Photon scanning tunneling microscopy

An optical microscope is described that operates by taking advantage of frustrated total internal reflection, or the tunneling of photons, from a sample to an optical fiber tip. The photon scanning tunneling microscope (PSTM) employs an optically conducting, sharpened probe tip to map spatial variations in the evanescent and scattered field intensity distributions adjacent to a sample surface. The surface forms or is placed on the surface of an optical device in which total internal reflection (TIR) nominally takes place as incident light is directed at an incident angle greater than the critical angle. The signal variations are due to the local topography, morphology, and optical activity of the surface and form the basis of imaging.
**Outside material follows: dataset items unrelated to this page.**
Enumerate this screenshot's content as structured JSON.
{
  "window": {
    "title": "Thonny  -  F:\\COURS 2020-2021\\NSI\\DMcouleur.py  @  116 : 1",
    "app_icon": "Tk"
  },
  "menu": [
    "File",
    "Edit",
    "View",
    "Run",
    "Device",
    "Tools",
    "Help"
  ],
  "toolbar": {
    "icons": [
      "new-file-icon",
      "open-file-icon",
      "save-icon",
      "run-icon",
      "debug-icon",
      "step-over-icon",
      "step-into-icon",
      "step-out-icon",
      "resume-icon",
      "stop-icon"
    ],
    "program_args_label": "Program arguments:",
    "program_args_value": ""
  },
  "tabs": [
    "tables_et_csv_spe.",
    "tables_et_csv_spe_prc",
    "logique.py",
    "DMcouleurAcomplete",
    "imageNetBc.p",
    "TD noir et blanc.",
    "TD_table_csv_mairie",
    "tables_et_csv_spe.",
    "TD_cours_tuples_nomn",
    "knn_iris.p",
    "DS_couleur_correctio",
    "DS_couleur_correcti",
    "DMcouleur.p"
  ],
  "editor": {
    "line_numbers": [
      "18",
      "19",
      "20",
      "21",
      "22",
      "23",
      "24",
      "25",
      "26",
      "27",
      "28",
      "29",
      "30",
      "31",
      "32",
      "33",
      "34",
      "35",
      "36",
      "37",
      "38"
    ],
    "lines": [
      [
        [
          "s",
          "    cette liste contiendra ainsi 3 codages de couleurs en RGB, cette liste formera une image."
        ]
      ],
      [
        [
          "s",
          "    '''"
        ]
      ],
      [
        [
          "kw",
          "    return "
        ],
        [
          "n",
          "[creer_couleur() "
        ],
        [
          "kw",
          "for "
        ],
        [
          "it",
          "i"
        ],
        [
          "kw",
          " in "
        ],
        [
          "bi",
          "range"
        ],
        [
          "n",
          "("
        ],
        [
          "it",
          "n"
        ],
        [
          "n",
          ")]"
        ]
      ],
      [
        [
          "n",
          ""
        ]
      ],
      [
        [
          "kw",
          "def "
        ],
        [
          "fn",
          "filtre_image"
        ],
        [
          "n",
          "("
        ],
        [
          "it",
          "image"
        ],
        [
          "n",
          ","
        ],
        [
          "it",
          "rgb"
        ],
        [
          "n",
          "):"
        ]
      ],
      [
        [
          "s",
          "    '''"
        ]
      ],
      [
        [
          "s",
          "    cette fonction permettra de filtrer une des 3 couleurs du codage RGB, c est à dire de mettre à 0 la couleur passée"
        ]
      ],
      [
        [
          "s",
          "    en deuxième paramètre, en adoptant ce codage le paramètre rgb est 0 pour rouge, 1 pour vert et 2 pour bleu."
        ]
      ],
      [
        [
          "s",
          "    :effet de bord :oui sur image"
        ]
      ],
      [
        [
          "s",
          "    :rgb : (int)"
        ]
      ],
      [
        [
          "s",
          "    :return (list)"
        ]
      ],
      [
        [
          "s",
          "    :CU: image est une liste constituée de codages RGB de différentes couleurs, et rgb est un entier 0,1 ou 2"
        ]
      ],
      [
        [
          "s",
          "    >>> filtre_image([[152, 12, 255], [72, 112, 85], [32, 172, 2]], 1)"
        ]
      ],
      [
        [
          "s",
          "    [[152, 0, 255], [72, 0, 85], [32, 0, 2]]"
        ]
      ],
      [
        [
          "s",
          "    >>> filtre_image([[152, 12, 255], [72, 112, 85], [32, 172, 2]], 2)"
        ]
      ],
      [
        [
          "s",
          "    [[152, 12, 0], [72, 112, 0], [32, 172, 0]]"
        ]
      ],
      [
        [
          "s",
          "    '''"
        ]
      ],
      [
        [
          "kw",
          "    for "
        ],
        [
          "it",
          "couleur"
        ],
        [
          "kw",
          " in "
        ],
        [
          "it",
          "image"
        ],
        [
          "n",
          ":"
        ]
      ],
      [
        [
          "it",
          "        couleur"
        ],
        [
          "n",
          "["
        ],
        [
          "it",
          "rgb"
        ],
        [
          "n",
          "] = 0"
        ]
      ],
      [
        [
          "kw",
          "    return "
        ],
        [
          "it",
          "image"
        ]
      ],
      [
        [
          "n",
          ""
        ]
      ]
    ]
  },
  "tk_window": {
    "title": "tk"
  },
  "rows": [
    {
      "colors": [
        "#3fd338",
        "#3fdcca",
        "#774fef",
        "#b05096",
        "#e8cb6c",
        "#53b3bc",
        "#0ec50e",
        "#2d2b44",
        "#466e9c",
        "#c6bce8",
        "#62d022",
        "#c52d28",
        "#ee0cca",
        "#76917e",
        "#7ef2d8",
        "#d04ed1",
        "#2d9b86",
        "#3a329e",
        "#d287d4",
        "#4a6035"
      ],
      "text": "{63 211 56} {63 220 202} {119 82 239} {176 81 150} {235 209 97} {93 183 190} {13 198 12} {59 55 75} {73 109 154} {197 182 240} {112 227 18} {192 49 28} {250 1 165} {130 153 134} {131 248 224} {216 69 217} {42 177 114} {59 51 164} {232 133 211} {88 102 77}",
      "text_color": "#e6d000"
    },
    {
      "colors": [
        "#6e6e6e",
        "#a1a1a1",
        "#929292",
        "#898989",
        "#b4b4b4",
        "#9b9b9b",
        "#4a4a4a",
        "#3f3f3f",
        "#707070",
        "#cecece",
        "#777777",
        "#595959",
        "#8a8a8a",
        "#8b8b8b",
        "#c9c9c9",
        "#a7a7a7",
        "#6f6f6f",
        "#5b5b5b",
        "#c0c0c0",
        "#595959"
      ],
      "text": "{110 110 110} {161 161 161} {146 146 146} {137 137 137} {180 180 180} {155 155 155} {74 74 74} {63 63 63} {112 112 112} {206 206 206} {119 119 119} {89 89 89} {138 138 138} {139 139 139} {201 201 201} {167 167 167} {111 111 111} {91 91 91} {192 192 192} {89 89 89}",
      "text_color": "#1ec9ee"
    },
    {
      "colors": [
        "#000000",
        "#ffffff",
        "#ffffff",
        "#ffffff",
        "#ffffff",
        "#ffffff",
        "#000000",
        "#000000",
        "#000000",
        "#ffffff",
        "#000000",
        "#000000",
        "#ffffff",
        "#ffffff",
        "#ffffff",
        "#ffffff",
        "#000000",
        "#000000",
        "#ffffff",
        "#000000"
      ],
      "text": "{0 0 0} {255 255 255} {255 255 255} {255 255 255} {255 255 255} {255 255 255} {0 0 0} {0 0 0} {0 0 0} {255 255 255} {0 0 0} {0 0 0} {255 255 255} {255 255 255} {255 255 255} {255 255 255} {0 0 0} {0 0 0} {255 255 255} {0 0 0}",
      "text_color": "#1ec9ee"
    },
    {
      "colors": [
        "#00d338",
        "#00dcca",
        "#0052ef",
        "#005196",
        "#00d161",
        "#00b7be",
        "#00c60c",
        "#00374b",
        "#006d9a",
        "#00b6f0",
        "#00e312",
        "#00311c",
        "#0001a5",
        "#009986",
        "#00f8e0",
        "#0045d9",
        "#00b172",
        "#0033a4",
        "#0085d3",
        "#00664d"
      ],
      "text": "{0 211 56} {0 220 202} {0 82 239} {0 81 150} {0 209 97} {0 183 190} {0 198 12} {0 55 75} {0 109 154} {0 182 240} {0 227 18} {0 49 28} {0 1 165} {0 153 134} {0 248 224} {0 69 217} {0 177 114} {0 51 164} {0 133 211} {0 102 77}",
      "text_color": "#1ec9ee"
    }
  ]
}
Evanescent field theory is discussed and physical principles of PSTM operation are examined by 1) using a geometrical model to calculate the effective transmittance of the surface-probe system as a function of surface-probe separation for several probe tip geometries and 2) considering the scattering of an evanescent field by a dielectric sphere. After a description of PSTM construction and operation, evanescent field intensity measurements are compared with model calculations. PSTM images of various sample surfaces demonstrate subwavelength resolution exceeding that of conventional optical microscopy, especially in the direction normal to the surface. Limitations and interpretation of PSTM images are discussed along with the PSTM's applicability to other forms of surface analysis.